By voting and electing our representatives, expressing the right given to us in the Constitution, enables us to elect representatives to make the decisions in government. The Tenth Amendment allows for distributing power between the different branches of government. By spreading power between the legislative, executive, and judicial branches, no power or liberty is taken from us because the representatives that we vote in all have equal power. This helps us to improve upon our country and change things if need be. We are able to add or change Amendments into our Constitution; making more valid or satisfactory laws. With the Constitution, the people of our country all have equal power in deciding how to be governed.
To keep power and decision making in the hands of the people, public offices should have term limits. This would allow the power to be distributed and not the same people continuously in control. Term limits should be long enough to get done what the people want without becoming disengaged with everchanging public needs. With a fairly placed duration of time serving in public offices, elected officials would have enough time to promote what the citizens that voted them in for and are most concerned about. If they are in office for many years, even decades, that can lead to outdated decisions because newer voters and citizens won't have their voices represented.
To encourage citizens to run for office, available positions and information on how to find what position would work best for their passions and goals should be easily accessible. To run for elected government office, you need to be educated about the role and gain experience. Being active in your community, such as charity and community service work, is a great way to get experience while invoking change. Running for an elected position is a way to not only advocate for what you believe in and to carry out the work you campaigned on but also to be a voice of all citizens so they are properly heard, acknowledged, and represented.
As citizens of this country, we must educate ourselves and future generations of our constitutional republic. To honor our Constitution, while being in government, one must look beyond party lines and create the perfect union that is, Americans.
About Law Day
Law Day was established by President Eisenhower in 1958 to honor the law and is celebrated annually on or around May 1st by bar associations and the legal profession nationwide.
The essay contest for students has been an integral part of Law Day festivities for many years. This annual contest encourages youth to explore our legal system and the relationship between laws and our rights and freedoms.
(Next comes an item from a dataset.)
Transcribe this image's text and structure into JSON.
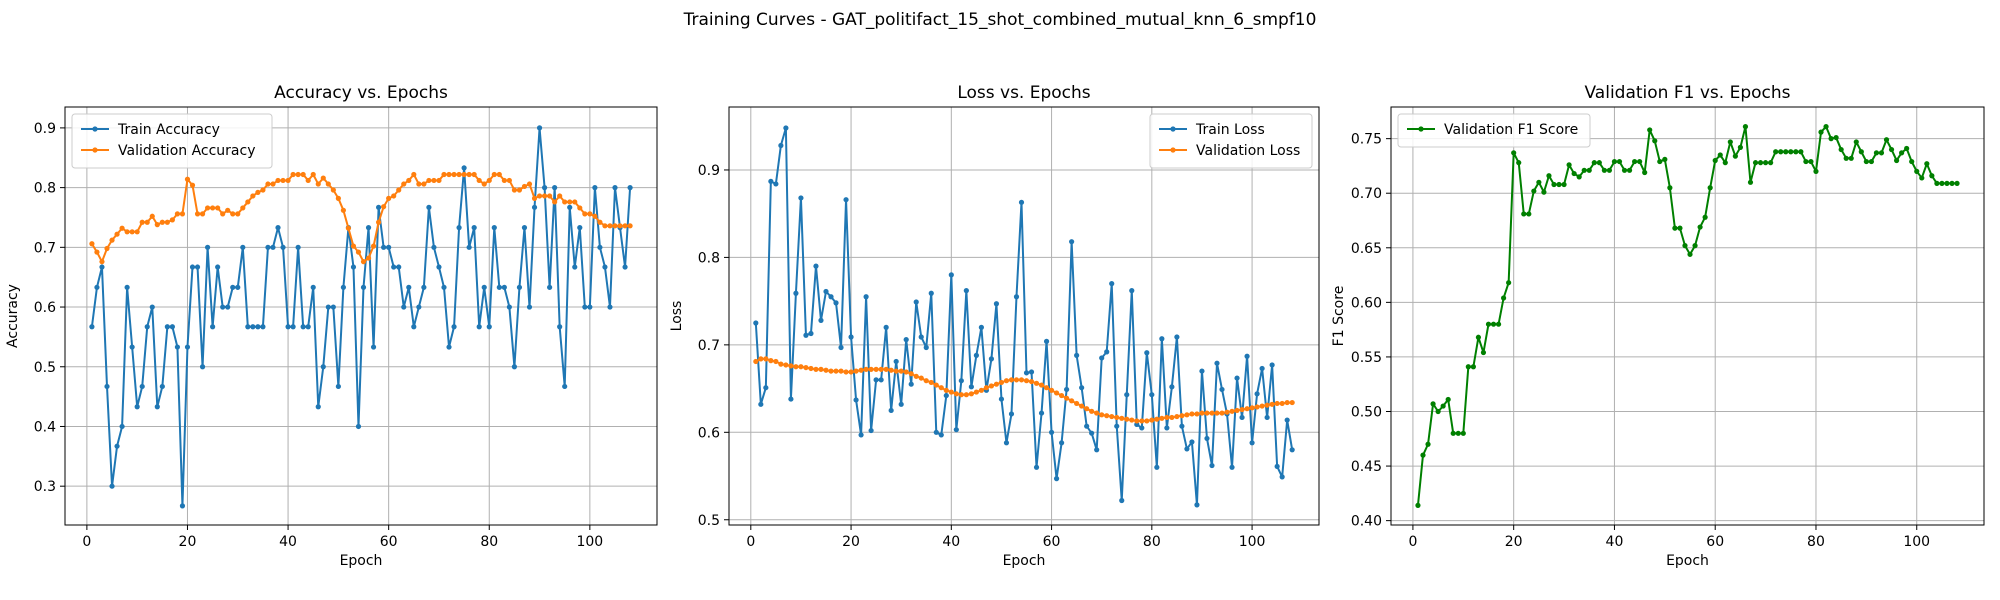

The Toledo Bar Association contest was named the Caty Armstrong Law Day Essay Contest after Caty’s tragic death in an automobile accident in 1993 just weeks after she was recognized as an essay contest winner.
The TBA’s Law Related School Education Committee’s mission is to develop and implement programs designed to assist all levels of our educational system in the education of students in our community about the legal system and the system of justice, including the organization of various Law Day activities and Mock Trial programs.
About the Toledo Bar Association
The Toledo Bar Association (TBA) is a voluntary professional association of lawyers in Lucas and surrounding counties. It was established in 1878 and has over 1,500 members. The mission of the TBA is to advance the highest standards of excellence for the legal profession, promote the rule of law, facilitate equal access to justice, and consciously foster a diverse and inclusive legal community, by providing unmatched collaborative opportunities, professional development and outstanding services to our members while also supporting the community at large.